Simple Country Physicist

Proper Disrespect for False Authority

Pay = Competence?

Wednesday is Ideas day at the gym, but after I finish listening to the program, which is about 50 minutes long and still have about ten minutes of exercising to do, I fill in by listening to Future Tense. One of the broadcasts I listened to was an interview with Andrew Keen who has written a book The Cult of the Amateur about how amateurs are ruining American culture.[Link]

I have to admit to not yet having read Mr. Keen’s book although I have put it on my wish list. As those who have perused my mumblings have seen the distinction between amateur and professional is one that is of considerable interest to me. Indeed, I have made argument that much of what is wrong with our society today may be blamed on the abuse and incompetence of professionals, in particular professional politicians. For some reason, government in the last century has increasingly become characterized by deprecation of knowledge workers and the partisan and personal agendas of elected and appointed politicians. Many problems of a scientific and/or technical nature are amplified and accelerated by political non-solutions.

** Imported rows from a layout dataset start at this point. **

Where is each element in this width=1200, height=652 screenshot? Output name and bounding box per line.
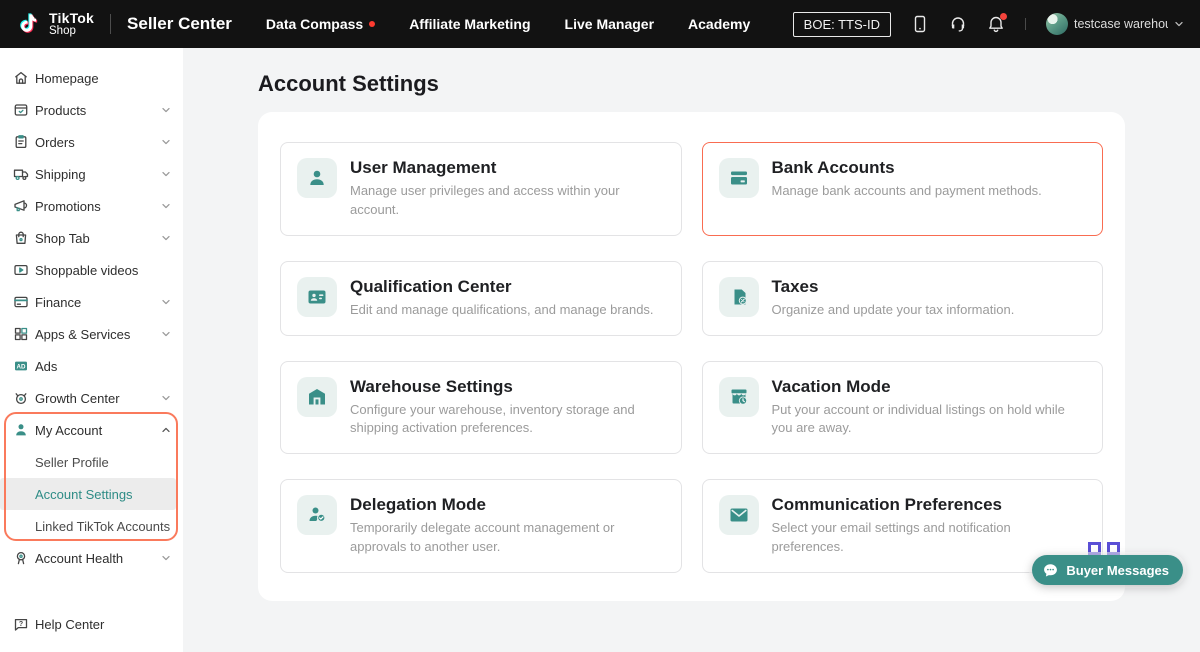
- help-center-icon: ?: [13, 616, 29, 632]
- seller-center-page: TikTok Shop Seller Center Data Compass A…: [0, 0, 1200, 652]
- video-play-icon: [13, 262, 29, 278]
- warehouse-settings-icon: [297, 377, 337, 417]
- topbar-right: BOE: TTS-ID: [793, 12, 1184, 37]
- sidebar-item-seller-profile[interactable]: Seller Profile: [0, 446, 183, 478]
- svg-text:AD: AD: [17, 363, 26, 370]
- settings-cards-grid: User Management Manage user privileges a…: [280, 142, 1103, 573]
- card-vacation-mode[interactable]: Vacation Mode Put your account or indivi…: [702, 361, 1104, 455]
- card-qualification-center[interactable]: Qualification Center Edit and manage qua…: [280, 261, 682, 336]
- chevron-down-icon: [161, 105, 171, 115]
- sidebar-item-shoppable-videos[interactable]: Shoppable videos: [0, 254, 183, 286]
- promotions-megaphone-icon: [13, 198, 29, 214]
- nav-live-manager[interactable]: Live Manager: [565, 16, 654, 32]
- growth-center-icon: [13, 390, 29, 406]
- avatar: [1046, 13, 1068, 35]
- tiktok-shop-logo[interactable]: TikTok Shop: [16, 9, 94, 39]
- mobile-app-icon[interactable]: [911, 15, 929, 33]
- card-warehouse-settings[interactable]: Warehouse Settings Configure your wareho…: [280, 361, 682, 455]
- card-taxes[interactable]: Taxes Organize and update your tax infor…: [702, 261, 1104, 336]
- page-title: Account Settings: [258, 71, 1200, 97]
- ads-icon: AD: [13, 358, 29, 374]
- card-text: Taxes Organize and update your tax infor…: [772, 277, 1015, 320]
- topbar-nav: Data Compass Affiliate Marketing Live Ma…: [254, 16, 750, 32]
- finance-card-icon: [13, 294, 29, 310]
- sidebar-item-shop-tab[interactable]: Shop Tab: [0, 222, 183, 254]
- bank-accounts-icon: [719, 158, 759, 198]
- vacation-mode-icon: [719, 377, 759, 417]
- communication-preferences-icon: [719, 495, 759, 535]
- chevron-down-icon: [161, 553, 171, 563]
- card-text: Warehouse Settings Configure your wareho…: [350, 377, 665, 439]
- delegation-mode-icon: [297, 495, 337, 535]
- chevron-down-icon: [161, 393, 171, 403]
- card-bank-accounts[interactable]: Bank Accounts Manage bank accounts and p…: [702, 142, 1104, 236]
- data-compass-new-dot: [369, 21, 375, 27]
- card-text: Communication Preferences Select your em…: [772, 495, 1087, 557]
- chat-bubble-icon: [1042, 562, 1059, 579]
- chevron-up-icon: [161, 425, 171, 435]
- topbar-mini-divider: [1025, 18, 1026, 30]
- sidebar: Homepage Products Orders Shipping Promot…: [0, 48, 183, 652]
- shipping-truck-icon: [13, 166, 29, 182]
- card-text: Bank Accounts Manage bank accounts and p…: [772, 158, 1042, 201]
- sidebar-item-apps-services[interactable]: Apps & Services: [0, 318, 183, 350]
- sidebar-item-promotions[interactable]: Promotions: [0, 190, 183, 222]
- sidebar-item-products[interactable]: Products: [0, 94, 183, 126]
- chevron-down-icon: [161, 329, 171, 339]
- sidebar-list: Homepage Products Orders Shipping Promot…: [0, 48, 183, 574]
- qualification-center-icon: [297, 277, 337, 317]
- products-box-icon: [13, 102, 29, 118]
- sidebar-item-linked-tiktok-accounts[interactable]: Linked TikTok Accounts: [0, 510, 183, 542]
- card-user-management[interactable]: User Management Manage user privileges a…: [280, 142, 682, 236]
- sidebar-item-growth-center[interactable]: Growth Center: [0, 382, 183, 414]
- chevron-down-icon: [161, 233, 171, 243]
- card-text: User Management Manage user privileges a…: [350, 158, 665, 220]
- sidebar-item-account-health[interactable]: Account Health: [0, 542, 183, 574]
- sidebar-item-account-settings[interactable]: Account Settings: [0, 478, 176, 510]
- sidebar-item-finance[interactable]: Finance: [0, 286, 183, 318]
- sidebar-item-homepage[interactable]: Homepage: [0, 62, 183, 94]
- card-delegation-mode[interactable]: Delegation Mode Temporarily delegate acc…: [280, 479, 682, 573]
- my-account-person-icon: [13, 422, 29, 438]
- card-text: Qualification Center Edit and manage qua…: [350, 277, 654, 320]
- topbar-divider: [110, 14, 111, 34]
- sidebar-item-ads[interactable]: AD Ads: [0, 350, 183, 382]
- seller-center-title[interactable]: Seller Center: [127, 14, 232, 34]
- tiktok-note-icon: [16, 9, 42, 39]
- chevron-down-icon: [161, 297, 171, 307]
- widget-squares-icon: [1088, 542, 1120, 555]
- settings-panel: User Management Manage user privileges a…: [258, 112, 1125, 601]
- shop-bag-icon: [13, 230, 29, 246]
- nav-academy[interactable]: Academy: [688, 16, 750, 32]
- chevron-down-icon: [161, 137, 171, 147]
- nav-affiliate-marketing[interactable]: Affiliate Marketing: [409, 16, 530, 32]
- sidebar-item-shipping[interactable]: Shipping: [0, 158, 183, 190]
- card-text: Vacation Mode Put your account or indivi…: [772, 377, 1087, 439]
- account-health-medal-icon: [13, 550, 29, 566]
- chevron-down-icon: [1174, 19, 1184, 29]
- svg-text:?: ?: [19, 621, 23, 628]
- home-icon: [13, 70, 29, 86]
- user-name: testcase warehouse: [1074, 17, 1168, 31]
- taxes-icon: [719, 277, 759, 317]
- nav-data-compass[interactable]: Data Compass: [266, 16, 375, 32]
- account-menu[interactable]: testcase warehouse: [1046, 13, 1184, 35]
- sidebar-item-help-center[interactable]: ? Help Center: [0, 608, 183, 640]
- sidebar-item-orders[interactable]: Orders: [0, 126, 183, 158]
- sidebar-item-my-account[interactable]: My Account: [0, 414, 183, 446]
- chevron-down-icon: [161, 169, 171, 179]
- chevron-down-icon: [161, 201, 171, 211]
- buyer-messages-button[interactable]: Buyer Messages: [1032, 555, 1183, 585]
- headset-support-icon[interactable]: [949, 15, 967, 33]
- user-management-icon: [297, 158, 337, 198]
- logo-wordmark: TikTok Shop: [49, 11, 94, 38]
- environment-badge[interactable]: BOE: TTS-ID: [793, 12, 891, 37]
- orders-clipboard-icon: [13, 134, 29, 150]
- bell-notification-dot: [1000, 13, 1007, 20]
- card-text: Delegation Mode Temporarily delegate acc…: [350, 495, 665, 557]
- topbar: TikTok Shop Seller Center Data Compass A…: [0, 0, 1200, 48]
- apps-grid-icon: [13, 326, 29, 342]
- notifications-bell-icon[interactable]: [987, 15, 1005, 33]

Mr. Keen’s interview on Future Tense, admittedly brief, and others, [Link] indicate a concern that the “writers” of the internet, those who blog and otherwise “publish” information are destroying society by misinformation. He states that information propagation on the internet should be the province of professional journalists.

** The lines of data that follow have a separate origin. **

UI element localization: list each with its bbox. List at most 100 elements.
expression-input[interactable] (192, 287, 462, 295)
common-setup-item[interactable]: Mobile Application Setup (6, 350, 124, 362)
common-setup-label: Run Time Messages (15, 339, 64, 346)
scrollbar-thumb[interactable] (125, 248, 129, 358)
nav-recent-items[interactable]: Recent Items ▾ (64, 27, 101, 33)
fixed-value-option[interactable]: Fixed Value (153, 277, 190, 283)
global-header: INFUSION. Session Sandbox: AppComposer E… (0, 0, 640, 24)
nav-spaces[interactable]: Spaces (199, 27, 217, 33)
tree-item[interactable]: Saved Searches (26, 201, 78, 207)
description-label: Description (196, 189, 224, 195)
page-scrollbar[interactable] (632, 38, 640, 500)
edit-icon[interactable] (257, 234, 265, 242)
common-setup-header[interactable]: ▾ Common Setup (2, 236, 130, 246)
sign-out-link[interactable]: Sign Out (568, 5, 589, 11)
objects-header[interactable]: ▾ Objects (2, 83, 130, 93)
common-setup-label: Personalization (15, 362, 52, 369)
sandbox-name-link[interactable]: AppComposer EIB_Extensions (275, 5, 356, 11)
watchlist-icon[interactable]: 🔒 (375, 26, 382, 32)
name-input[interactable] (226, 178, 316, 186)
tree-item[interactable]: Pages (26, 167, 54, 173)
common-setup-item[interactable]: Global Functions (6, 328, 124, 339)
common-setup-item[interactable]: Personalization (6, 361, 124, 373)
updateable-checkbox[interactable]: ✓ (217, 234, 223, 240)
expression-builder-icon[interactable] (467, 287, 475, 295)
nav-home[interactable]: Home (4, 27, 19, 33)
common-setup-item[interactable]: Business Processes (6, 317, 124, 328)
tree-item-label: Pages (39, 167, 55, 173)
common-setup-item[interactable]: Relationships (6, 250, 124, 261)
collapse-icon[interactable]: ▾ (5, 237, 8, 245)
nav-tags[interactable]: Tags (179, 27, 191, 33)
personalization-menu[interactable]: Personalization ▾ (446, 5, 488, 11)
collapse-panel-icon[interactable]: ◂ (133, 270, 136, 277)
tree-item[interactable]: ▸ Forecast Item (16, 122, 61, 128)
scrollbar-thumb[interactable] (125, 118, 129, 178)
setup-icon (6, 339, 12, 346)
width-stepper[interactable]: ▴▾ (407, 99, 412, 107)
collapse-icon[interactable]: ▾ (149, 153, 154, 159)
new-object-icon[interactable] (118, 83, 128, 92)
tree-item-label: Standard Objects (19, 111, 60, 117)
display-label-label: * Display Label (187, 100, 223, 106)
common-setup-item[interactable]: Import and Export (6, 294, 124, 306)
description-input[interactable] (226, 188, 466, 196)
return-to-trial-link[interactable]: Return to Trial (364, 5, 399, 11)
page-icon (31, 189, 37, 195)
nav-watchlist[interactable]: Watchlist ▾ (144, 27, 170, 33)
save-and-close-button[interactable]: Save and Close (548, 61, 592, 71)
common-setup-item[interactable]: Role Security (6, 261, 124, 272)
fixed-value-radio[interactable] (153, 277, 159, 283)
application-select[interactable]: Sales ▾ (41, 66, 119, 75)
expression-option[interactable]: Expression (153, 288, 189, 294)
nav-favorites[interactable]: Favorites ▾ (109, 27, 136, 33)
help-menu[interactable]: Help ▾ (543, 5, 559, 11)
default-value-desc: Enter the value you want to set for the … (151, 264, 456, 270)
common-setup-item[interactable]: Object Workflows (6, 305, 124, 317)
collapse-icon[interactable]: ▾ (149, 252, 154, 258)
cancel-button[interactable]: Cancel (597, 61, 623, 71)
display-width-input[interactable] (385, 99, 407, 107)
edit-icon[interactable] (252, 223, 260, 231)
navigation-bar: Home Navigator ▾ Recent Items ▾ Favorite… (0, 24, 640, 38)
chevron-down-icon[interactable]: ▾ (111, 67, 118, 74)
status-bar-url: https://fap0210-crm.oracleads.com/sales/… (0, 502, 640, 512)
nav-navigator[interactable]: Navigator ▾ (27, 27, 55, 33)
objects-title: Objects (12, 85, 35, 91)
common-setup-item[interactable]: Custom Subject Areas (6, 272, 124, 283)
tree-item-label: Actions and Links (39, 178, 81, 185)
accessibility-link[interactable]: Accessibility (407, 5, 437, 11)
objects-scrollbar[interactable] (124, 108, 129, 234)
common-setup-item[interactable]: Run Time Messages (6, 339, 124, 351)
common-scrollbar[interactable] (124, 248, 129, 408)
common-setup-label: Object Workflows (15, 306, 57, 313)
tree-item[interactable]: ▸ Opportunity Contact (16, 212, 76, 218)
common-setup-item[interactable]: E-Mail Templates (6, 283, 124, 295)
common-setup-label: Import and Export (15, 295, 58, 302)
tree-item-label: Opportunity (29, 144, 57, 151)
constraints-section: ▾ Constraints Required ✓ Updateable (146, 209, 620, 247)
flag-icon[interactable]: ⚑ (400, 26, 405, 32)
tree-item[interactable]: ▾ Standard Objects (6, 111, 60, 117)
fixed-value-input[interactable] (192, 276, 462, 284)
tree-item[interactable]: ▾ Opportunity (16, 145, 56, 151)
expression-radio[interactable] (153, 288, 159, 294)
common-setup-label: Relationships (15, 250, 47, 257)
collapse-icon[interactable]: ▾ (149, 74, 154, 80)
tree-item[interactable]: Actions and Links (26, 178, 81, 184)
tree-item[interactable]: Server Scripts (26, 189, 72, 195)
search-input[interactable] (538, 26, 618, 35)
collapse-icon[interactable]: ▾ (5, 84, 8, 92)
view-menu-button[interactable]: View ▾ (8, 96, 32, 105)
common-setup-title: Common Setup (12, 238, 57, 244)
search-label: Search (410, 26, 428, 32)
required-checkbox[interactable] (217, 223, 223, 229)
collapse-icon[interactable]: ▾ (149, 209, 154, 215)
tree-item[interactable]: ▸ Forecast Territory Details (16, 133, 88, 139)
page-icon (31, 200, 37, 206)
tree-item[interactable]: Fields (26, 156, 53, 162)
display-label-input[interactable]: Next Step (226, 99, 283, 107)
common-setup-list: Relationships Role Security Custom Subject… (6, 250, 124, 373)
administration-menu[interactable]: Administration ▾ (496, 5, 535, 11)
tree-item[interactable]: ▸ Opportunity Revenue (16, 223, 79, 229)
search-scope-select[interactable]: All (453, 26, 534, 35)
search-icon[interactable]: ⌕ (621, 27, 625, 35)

Baldertripe! Ivory soap fraction of all journalists are as prone to misinformation as are the most rabid and demagogic bloggers. Reportage is almost uniformly slanted, diluted, and neutered. Key information is deleted as not contributing to whatever slant the “professional”journalist wants to convey under the excuse of being too detailed, technical, or difficult for the reader. Analysis is also biased towards the end state favored by the journalist or his employer.

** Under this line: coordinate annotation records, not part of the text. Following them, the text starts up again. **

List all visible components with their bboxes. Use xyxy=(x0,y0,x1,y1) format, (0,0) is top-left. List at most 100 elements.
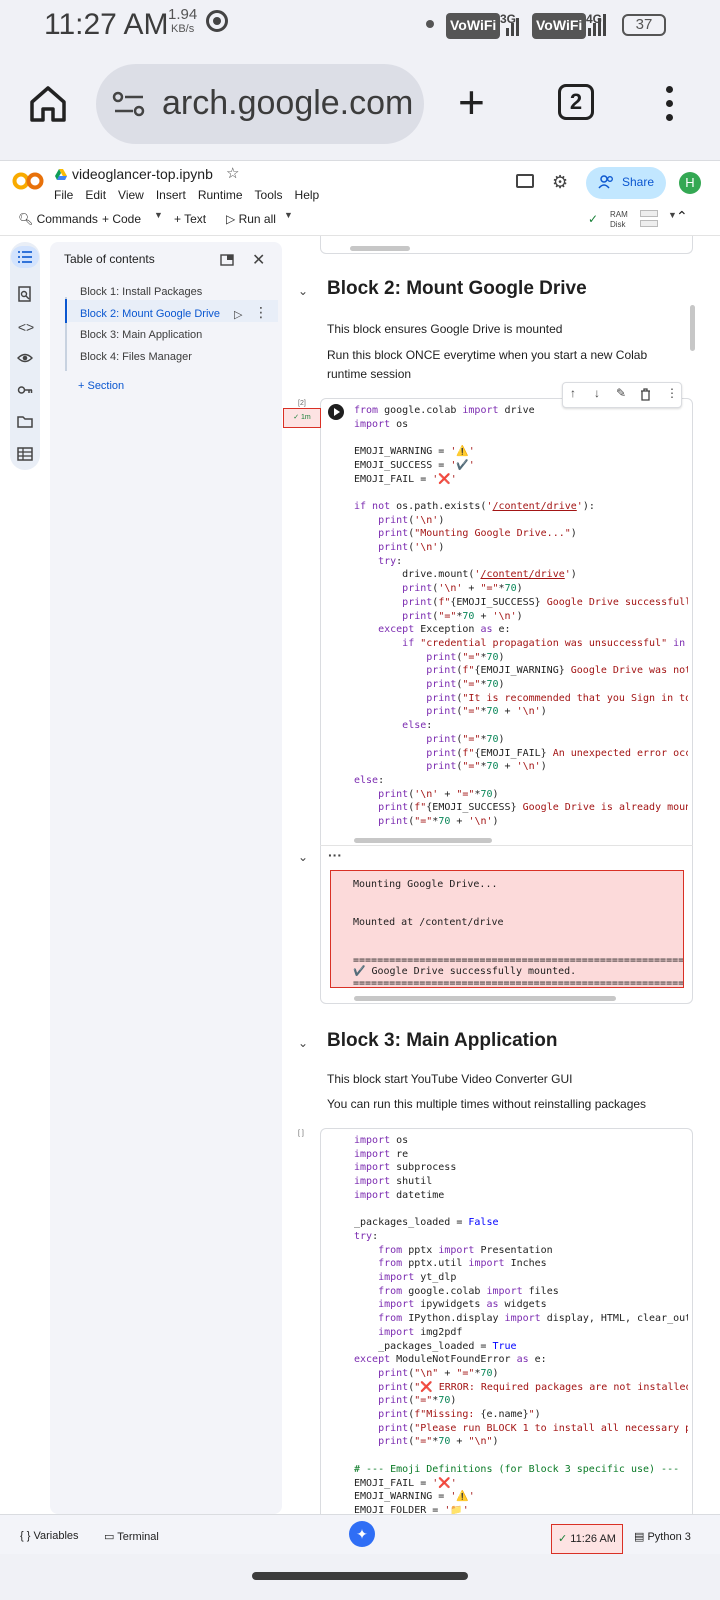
code-editor[interactable]: import os import re import subprocess im… xyxy=(354,1134,688,1514)
gesture-handle[interactable] xyxy=(252,1572,468,1580)
google-drive-icon xyxy=(55,169,67,180)
menu-bar: File Edit View Insert Runtime Tools Help xyxy=(54,188,319,202)
collapse-chevron-icon[interactable]: ⌃ xyxy=(676,208,688,225)
vowifi-badge: VoWiFi xyxy=(446,13,501,39)
avatar[interactable]: H xyxy=(679,172,701,194)
tab-switcher-button[interactable]: 2 xyxy=(558,84,594,120)
disk-bar xyxy=(640,220,658,227)
variables-label: Variables xyxy=(33,1530,79,1542)
output-line: ✔️ Google Drive successfully mounted. xyxy=(353,966,577,977)
toc-icon[interactable] xyxy=(17,249,33,265)
notebook-title[interactable]: videoglancer-top.ipynb xyxy=(72,166,213,182)
toc-item-block2[interactable]: Block 2: Mount Google Drive xyxy=(80,308,220,320)
disk-label: Disk xyxy=(610,220,626,229)
colab-logo-icon xyxy=(12,172,44,190)
add-section-button[interactable]: + Section xyxy=(78,380,124,392)
url-text[interactable]: arch.google.com xyxy=(162,84,412,123)
terminal-button[interactable]: ▭ Terminal xyxy=(104,1530,159,1543)
commands-label: Commands xyxy=(36,212,98,226)
exec-time: 1m xyxy=(301,414,311,421)
variables-button[interactable]: { } Variables xyxy=(20,1530,79,1542)
menu-insert[interactable]: Insert xyxy=(156,188,186,202)
speed-unit: KB/s xyxy=(170,23,195,35)
gear-icon[interactable]: ⚙ xyxy=(552,172,568,193)
menu-file[interactable]: File xyxy=(54,188,73,202)
code-snippets-icon[interactable]: <> xyxy=(17,318,35,336)
scrollbar[interactable] xyxy=(350,246,410,251)
exec-count: [2] xyxy=(298,400,306,407)
check-icon: ✓ xyxy=(558,1533,568,1545)
kernel-button[interactable]: ▤ Python 3 xyxy=(634,1530,691,1543)
new-tab-button[interactable]: + xyxy=(458,79,485,125)
comment-icon[interactable] xyxy=(516,174,534,188)
toc-item-block3[interactable]: Block 3: Main Application xyxy=(80,329,202,341)
menu-view[interactable]: View xyxy=(118,188,144,202)
section-heading: Block 3: Main Application xyxy=(327,1030,558,1051)
signal-icon xyxy=(586,14,606,36)
cell-output: Mounting Google Drive... Mounted at /con… xyxy=(330,870,684,989)
vertical-scrollbar[interactable] xyxy=(690,305,695,351)
run-section-icon[interactable]: ▷ xyxy=(234,308,242,321)
move-down-icon[interactable]: ↓ xyxy=(594,386,600,400)
text-paragraph: This block ensures Google Drive is mount… xyxy=(327,322,563,336)
close-icon[interactable]: ✕ xyxy=(252,250,265,270)
collapse-chevron-icon[interactable]: ⌄ xyxy=(298,284,308,298)
collapse-chevron-icon[interactable]: ⌄ xyxy=(298,850,308,864)
delete-icon[interactable] xyxy=(640,388,651,401)
speed-value: 1.94 xyxy=(168,6,198,23)
menu-edit[interactable]: Edit xyxy=(85,188,106,202)
add-code-button[interactable]: + Code xyxy=(102,212,141,226)
toc-item-block4[interactable]: Block 4: Files Manager xyxy=(80,351,192,363)
menu-help[interactable]: Help xyxy=(295,188,320,202)
site-settings-icon[interactable] xyxy=(112,90,146,118)
output-line: ========================================… xyxy=(353,978,683,989)
key-icon[interactable] xyxy=(17,382,33,398)
run-all-button[interactable]: ▷ Run all xyxy=(226,212,276,226)
text-paragraph: You can run this multiple times without … xyxy=(327,1097,647,1111)
clock: 11:27 AM xyxy=(44,8,169,41)
ram-bar xyxy=(640,210,658,217)
table-icon[interactable] xyxy=(17,446,33,462)
gemini-icon[interactable]: ✦ xyxy=(349,1521,375,1547)
chevron-down-icon[interactable]: ▼ xyxy=(154,210,163,220)
server-icon: ▤ xyxy=(634,1531,645,1543)
toc-item-block1[interactable]: Block 1: Install Packages xyxy=(80,286,202,298)
exec-status-badge: ✓ 1m xyxy=(283,408,321,428)
secrets-eye-icon[interactable] xyxy=(17,350,33,366)
browser-menu-icon[interactable] xyxy=(666,86,676,126)
exec-count: [ ] xyxy=(298,1130,304,1137)
find-replace-icon[interactable] xyxy=(17,286,33,302)
output-line: Mounted at /content/drive xyxy=(353,917,504,928)
last-run-status[interactable]: ✓ 11:26 AM xyxy=(551,1524,623,1554)
run-cell-button[interactable] xyxy=(328,404,344,420)
resource-monitor[interactable]: RAM Disk xyxy=(610,210,628,230)
menu-tools[interactable]: Tools xyxy=(255,188,283,202)
move-up-icon[interactable]: ↑ xyxy=(570,386,576,400)
scrollbar[interactable] xyxy=(354,838,492,843)
add-text-button[interactable]: + Text xyxy=(174,212,206,226)
run-all-label: Run all xyxy=(238,212,276,226)
commands-button[interactable]: 🔍︎ Commands xyxy=(18,212,98,226)
edit-icon[interactable]: ✎ xyxy=(616,386,626,400)
people-icon xyxy=(598,175,613,189)
home-icon[interactable] xyxy=(28,84,68,124)
collapse-chevron-icon[interactable]: ⌄ xyxy=(298,1036,308,1050)
folder-icon[interactable] xyxy=(17,414,33,430)
code-editor[interactable]: from google.colab import drive import os… xyxy=(354,404,688,834)
vowifi-badge: VoWiFi xyxy=(532,13,587,39)
open-in-tab-icon[interactable] xyxy=(220,254,234,266)
battery-icon: 37 xyxy=(622,14,666,36)
terminal-label: Terminal xyxy=(117,1531,159,1543)
previous-cell[interactable] xyxy=(320,236,693,254)
menu-runtime[interactable]: Runtime xyxy=(198,188,243,202)
section-heading: Block 2: Mount Google Drive xyxy=(327,278,587,299)
terminal-icon: ▭ xyxy=(104,1531,115,1543)
more-vert-icon[interactable]: ⋮ xyxy=(666,386,678,400)
scrollbar[interactable] xyxy=(354,996,616,1001)
output-actions-icon[interactable]: ··· xyxy=(328,848,342,862)
star-icon[interactable]: ☆ xyxy=(226,164,239,182)
more-vert-icon[interactable]: ⋮ xyxy=(254,305,268,319)
play-icon: ▷ xyxy=(226,212,236,226)
chevron-down-icon[interactable]: ▼ xyxy=(284,210,293,220)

Admittedly bloggers are poor discoverers of information, not being subsidized to search out information or given access to information sources. They also produce better coverage, better writing, and markedly better analysis in the epitome if not in the mean. Overall while the mean of bloggers may lag that of the mean of professional journalists, the upper tails of the blogger distribution are five and six sigma better than the upper tails of the professional journalist distribution. (n.b. the sigma are those of the professional journalist distribution, about an order of magnitude smaller than the sigma of the blogger distribution.)

One suspects that we are the victims of our own insecurity. With the increased insecurity of the workplace in the last couple of decades, we have overextended the application of the term professional. Do we really think that professional French fryers and office clerks are on a par with physicians and solicitors? What has happened to the dignity of craft or trade. Is plumbing a profession or a craft?

And what prithee is wrong with being an amateur? Until the Twentieth century most of the people who advanced civilization and society were amateurs. Yes, most amateurs are unworthy of hire, their abilities sparse and unformed, but the top ten percent of amateurs, those who are exception in their hobby or avocation, are far beyond their rank equivalent professionals. In most cases, we may look to professionals for acceptable performance blighted by stodginess and irrational, insentient, and incognative conservatism, but must trust to the exceptional amateurs for exceptional results that advance humanity.